Ironically, its leading candidate Rahul Gandhi tried to win around voters with avowals to Hinduism: during the election campaign, he hurried from temple to temple and avoided all mention of the word "Muslims". The Left Front, traditionally strong in the states of West Bengal and Kerala, suffered its greatest losses to date. The performance of many regional parties was also weaker than in previous years.
Modiʹs media propanda machine
The third reason is probably Narendra Modiʹs omnipresence in the public sphere and social media: the BJP is better than any other party at harnessing the power of Twitter, Facebook and Whatsapp for its own ends. The same goes for private electronic media and its huge Indian audience: first and foremost "Network 18" with its television programmes, magazines and Internet pages, which became the de facto propaganda machine for the BJP. Just a few days after the Prime Minister assumed power in 2014, the Modi confidante and multi-billionaire Mukesh Ambani purchased Indiaʹs largest media company for 700 million dollars.

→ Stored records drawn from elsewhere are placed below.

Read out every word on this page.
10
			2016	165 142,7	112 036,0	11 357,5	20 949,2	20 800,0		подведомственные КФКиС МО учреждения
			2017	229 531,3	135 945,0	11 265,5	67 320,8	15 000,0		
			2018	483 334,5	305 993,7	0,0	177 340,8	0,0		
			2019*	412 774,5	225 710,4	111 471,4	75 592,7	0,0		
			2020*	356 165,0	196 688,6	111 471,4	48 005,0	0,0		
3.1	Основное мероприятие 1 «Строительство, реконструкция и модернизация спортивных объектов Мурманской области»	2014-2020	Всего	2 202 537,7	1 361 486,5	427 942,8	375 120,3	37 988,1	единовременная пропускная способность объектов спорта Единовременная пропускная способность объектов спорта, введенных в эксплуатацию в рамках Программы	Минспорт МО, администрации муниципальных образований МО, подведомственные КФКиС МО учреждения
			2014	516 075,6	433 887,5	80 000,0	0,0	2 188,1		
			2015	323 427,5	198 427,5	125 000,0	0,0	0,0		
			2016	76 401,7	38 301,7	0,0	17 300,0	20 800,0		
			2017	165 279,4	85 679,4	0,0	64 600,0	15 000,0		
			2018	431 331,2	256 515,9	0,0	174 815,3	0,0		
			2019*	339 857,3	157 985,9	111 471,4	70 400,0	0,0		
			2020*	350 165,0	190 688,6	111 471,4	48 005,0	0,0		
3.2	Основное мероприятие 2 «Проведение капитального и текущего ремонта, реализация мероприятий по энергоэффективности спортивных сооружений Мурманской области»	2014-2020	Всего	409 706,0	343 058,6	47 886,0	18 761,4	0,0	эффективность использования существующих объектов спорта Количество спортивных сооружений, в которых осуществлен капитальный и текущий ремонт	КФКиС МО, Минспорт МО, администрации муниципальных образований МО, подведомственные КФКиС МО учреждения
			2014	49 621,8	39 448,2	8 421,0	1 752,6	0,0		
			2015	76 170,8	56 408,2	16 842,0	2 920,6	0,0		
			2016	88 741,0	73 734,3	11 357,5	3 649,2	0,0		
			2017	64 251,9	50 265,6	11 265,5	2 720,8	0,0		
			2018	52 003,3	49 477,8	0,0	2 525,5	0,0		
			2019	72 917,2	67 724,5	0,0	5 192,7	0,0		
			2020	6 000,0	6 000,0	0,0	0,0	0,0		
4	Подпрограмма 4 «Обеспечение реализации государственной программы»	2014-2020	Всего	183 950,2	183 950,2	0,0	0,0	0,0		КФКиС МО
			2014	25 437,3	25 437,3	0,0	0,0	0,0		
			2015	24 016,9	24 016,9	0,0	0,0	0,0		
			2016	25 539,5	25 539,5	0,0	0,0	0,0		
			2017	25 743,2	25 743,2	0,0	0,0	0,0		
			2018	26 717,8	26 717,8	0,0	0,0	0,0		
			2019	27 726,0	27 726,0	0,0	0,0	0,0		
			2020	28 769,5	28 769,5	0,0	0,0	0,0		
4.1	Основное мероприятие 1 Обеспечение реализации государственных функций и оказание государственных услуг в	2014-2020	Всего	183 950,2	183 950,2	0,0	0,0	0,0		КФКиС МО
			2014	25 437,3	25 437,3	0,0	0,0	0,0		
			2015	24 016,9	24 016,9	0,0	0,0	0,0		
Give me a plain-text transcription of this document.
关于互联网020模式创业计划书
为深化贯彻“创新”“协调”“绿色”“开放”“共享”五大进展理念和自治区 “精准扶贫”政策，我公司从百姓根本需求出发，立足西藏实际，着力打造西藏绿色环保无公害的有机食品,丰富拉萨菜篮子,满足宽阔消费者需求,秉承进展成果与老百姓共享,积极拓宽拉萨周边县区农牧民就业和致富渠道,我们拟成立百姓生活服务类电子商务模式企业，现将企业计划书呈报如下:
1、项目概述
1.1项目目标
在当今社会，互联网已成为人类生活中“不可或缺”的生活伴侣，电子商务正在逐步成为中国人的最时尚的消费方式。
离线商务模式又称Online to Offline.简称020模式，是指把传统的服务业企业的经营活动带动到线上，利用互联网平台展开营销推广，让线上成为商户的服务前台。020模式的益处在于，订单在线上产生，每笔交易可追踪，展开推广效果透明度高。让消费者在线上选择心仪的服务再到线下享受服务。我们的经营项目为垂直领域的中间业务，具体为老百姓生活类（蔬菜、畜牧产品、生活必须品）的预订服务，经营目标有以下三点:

Fourthly, the BJP is today one of the richest, if not the richest political party in the world. This is partly due to a party financing law passed in 2017. The law may have limited cash donations to parties from around 250 to 25 Euros. The official reason given for this was to combat corruption. However, now every citizen and every corporate body based in India – so in other words also foreign companies based in India – can send large amounts of money to the party of their choice through the National Bank and acquire whatʹs known as "electoral bonds".
During the months of March and April alone, 500 million US dollars were moved in this way almost exclusively to the BJP and as large-scale donations. As a comparison: Between 2005 and 2018, so within 13 years, the "big five" – Amazon, Apple, Google, Facebook and Microsoft – donated around the same amount to U.S. Congress. But in contrast to the U.S., in India donors retain public anonymity. Only the government knows who is paying what to whom.
Legislative bonuses for industrial magnates
Modi knows how to say thank you: new laws further limiting trade union activities or permitting environmentally-damaging industrial projects and their associated land expropriation without vexatious obstacles, have long been in the planning.
In order that the resulting conflicts do not become a political conflagration, the Modi government is on the one hand deploying repressive tactics: many political activists are already in jail on flimsy charges and the accounts of organisations such as Greenpeace India, Amnesty International India and many other Indian environmental and human rights organisations have been frozen.
But first and foremost, the BJP is focused on a policy of "divide and rule" along religious identity lines. A policy already deployed in the past by the nationʹs former British colonial power to enable it, as the minority, to rule the majority. For example, it is an open secret that the Hindu nationalists intend to strike secularism from the Indian constitution and officially declare India as "nation of Hindus". The "worldʹs largest democracy" looks to be well on the way to abandoning this designation.